Nevertheless, the cognitive machinery of apple-identification is still the same. If I see a picture of an apple, or if a futuristic mind-control device convinces me that an apple is in front of me, the apple-identification program in my brain functions the same in every case.

Of course, most of the time we sleep, we're not dreaming. When you're fully unconscious, your cognitive machinery can do nothing, because there's nothing for it to work with. In other words, if you can't recognize apples, it's probably because your entire mind is switched off for some reason (hopefully temporarily, but eventually, permanently.)

But on the whole, AGI is not now and never has been a healthy field.

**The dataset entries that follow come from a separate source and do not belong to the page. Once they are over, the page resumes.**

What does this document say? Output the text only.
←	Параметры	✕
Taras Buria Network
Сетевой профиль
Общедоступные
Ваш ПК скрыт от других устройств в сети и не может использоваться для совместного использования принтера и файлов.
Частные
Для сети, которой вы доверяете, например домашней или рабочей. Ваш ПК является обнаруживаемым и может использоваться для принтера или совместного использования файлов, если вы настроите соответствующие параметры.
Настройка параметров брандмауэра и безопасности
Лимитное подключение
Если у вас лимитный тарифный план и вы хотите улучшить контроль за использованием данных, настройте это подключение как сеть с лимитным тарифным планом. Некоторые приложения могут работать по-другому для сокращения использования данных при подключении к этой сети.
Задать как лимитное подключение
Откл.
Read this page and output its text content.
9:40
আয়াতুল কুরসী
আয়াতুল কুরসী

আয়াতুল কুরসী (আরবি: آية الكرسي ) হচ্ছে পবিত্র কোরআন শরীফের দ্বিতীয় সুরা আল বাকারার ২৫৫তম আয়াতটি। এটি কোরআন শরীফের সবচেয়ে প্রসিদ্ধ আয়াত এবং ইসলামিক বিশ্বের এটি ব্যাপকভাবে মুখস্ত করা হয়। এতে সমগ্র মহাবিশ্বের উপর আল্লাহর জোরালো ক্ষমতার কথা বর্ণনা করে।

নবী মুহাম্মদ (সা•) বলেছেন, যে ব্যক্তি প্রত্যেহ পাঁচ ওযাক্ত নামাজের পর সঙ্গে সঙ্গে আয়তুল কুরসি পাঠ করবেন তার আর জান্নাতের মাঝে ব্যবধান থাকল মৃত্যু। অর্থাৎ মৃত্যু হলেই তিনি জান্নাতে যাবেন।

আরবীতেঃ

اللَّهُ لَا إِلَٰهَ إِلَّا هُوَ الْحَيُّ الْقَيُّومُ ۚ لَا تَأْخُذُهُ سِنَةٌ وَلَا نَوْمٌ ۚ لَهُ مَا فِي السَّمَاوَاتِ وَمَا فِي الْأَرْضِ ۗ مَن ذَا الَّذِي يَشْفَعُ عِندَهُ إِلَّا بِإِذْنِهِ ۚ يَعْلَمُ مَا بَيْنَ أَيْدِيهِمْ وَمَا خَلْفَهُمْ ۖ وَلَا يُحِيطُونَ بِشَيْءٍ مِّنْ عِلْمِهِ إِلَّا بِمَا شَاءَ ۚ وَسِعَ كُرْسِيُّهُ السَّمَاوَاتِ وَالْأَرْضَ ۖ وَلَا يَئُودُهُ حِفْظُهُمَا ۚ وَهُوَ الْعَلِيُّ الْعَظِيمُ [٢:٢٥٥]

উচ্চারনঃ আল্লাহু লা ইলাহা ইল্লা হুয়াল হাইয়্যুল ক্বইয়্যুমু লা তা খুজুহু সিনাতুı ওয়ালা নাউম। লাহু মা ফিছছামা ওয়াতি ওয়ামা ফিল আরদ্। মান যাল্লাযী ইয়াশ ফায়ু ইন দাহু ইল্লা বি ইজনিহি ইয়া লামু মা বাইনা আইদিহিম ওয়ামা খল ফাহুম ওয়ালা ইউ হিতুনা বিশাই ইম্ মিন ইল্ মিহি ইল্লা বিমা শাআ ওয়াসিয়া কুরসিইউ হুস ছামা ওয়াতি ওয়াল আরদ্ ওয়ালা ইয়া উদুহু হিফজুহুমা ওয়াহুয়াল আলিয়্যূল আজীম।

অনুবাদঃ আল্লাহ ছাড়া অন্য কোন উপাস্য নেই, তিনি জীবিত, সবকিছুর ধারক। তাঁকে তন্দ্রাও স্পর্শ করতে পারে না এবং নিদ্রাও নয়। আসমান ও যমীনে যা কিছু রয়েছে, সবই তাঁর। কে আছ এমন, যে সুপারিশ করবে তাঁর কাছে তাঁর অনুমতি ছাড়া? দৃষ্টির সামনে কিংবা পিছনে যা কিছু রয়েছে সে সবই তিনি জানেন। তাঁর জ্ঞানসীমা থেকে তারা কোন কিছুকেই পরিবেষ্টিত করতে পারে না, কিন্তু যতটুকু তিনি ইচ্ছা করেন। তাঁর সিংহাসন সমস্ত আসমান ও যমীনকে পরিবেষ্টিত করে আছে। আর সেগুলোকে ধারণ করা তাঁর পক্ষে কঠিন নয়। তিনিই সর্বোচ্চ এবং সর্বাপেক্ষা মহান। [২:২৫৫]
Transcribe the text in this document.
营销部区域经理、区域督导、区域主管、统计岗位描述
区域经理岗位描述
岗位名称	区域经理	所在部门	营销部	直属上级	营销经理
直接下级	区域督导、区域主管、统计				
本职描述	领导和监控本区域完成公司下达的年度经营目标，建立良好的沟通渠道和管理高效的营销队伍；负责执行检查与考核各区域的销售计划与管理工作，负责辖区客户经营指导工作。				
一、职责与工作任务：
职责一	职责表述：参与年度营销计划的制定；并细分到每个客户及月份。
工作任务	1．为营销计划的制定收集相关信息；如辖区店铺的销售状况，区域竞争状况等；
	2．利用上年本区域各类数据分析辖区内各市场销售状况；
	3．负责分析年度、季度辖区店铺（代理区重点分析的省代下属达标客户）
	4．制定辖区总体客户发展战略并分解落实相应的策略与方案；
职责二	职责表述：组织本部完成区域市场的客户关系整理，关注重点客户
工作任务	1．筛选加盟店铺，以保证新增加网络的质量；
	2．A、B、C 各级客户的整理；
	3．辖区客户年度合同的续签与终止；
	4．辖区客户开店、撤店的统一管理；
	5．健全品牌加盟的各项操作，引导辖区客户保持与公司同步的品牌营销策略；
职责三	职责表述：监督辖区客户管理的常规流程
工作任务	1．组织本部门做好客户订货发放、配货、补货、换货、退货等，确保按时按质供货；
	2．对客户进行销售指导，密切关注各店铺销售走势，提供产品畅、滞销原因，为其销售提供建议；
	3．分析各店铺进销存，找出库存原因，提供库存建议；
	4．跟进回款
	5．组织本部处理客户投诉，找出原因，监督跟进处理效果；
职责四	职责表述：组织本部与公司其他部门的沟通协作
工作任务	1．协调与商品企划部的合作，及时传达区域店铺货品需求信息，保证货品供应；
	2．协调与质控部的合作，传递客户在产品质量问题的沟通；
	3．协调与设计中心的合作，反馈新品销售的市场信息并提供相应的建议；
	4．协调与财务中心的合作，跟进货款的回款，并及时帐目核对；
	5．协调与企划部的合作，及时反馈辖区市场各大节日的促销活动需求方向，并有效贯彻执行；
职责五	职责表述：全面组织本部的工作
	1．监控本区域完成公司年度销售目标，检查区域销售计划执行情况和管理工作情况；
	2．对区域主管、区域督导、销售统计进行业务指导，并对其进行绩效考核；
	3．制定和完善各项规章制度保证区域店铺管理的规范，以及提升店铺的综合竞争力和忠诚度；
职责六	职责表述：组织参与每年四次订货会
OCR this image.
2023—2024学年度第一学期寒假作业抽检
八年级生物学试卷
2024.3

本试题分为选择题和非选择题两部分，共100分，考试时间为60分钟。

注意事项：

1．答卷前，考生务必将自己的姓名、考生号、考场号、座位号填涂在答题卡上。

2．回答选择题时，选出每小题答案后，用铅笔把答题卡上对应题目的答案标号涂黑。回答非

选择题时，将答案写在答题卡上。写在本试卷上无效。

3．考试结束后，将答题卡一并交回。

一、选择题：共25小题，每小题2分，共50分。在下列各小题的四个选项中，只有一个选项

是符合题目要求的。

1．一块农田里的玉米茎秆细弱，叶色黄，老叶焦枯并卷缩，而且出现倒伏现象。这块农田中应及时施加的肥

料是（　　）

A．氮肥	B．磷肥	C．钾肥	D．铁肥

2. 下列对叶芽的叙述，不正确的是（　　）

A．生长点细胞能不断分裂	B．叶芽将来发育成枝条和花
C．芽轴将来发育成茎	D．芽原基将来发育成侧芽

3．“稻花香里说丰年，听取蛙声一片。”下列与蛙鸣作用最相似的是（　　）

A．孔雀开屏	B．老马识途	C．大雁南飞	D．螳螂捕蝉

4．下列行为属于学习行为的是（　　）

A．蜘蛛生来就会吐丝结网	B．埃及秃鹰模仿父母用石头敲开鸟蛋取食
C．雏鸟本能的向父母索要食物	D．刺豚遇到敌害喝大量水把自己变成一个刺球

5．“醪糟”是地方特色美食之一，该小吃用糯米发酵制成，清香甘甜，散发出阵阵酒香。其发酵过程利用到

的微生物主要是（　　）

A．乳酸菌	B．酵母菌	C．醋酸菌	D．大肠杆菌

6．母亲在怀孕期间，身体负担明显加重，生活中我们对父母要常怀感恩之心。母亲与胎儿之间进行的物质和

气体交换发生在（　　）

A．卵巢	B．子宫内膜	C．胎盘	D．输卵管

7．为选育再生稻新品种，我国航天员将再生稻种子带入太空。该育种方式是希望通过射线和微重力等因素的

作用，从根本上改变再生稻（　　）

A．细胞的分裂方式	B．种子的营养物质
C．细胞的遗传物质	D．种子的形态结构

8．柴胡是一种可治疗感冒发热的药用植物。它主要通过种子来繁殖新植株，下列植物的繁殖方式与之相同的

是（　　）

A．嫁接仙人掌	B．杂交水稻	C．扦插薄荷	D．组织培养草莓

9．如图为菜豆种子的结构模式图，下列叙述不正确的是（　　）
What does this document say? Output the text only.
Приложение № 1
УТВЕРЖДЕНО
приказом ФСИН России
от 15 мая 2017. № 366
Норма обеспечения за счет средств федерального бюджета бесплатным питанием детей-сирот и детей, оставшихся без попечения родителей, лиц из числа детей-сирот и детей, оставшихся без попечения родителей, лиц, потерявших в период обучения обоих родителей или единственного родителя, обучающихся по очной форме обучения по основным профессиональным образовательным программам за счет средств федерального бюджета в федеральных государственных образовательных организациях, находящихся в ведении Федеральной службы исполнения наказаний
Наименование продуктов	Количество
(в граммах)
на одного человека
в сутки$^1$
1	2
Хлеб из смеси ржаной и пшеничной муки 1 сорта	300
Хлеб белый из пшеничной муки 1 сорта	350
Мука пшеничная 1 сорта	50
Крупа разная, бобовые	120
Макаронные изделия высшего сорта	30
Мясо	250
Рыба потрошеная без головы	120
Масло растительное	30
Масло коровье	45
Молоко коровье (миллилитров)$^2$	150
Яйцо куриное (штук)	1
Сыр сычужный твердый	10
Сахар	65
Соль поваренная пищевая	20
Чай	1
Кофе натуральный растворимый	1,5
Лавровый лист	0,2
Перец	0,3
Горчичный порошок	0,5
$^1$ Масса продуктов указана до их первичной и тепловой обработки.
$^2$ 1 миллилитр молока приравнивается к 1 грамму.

That's because there's not much money in it. Computers today are too slow and feeble. Today, even if you could access an algorithm that beat the best humans at go, it would cost a small fortune, operate slowly, and require a huge heat sink. Performance is of critical importance to many applications of intelligence.

Also, software lags behind hardware - e.g. check out the history of the games for the PS3.

So, narrow AI projects can succeed today - but broad AI probably won't be well funded until it has a chance of being cost/performance competitive with humans - and that's still maybe 10-20 years away.

You could say the 'lever' approach is equivalent to impatiently trying to go only as 'deep' as need be, to get results. There are subfields though, eg 'Adaptive Behavior' and 'Developmental Robotics' that, while not calling themselves AGI, have it as their ultimate goal and have buckled down for the long haul, working from the bottom up.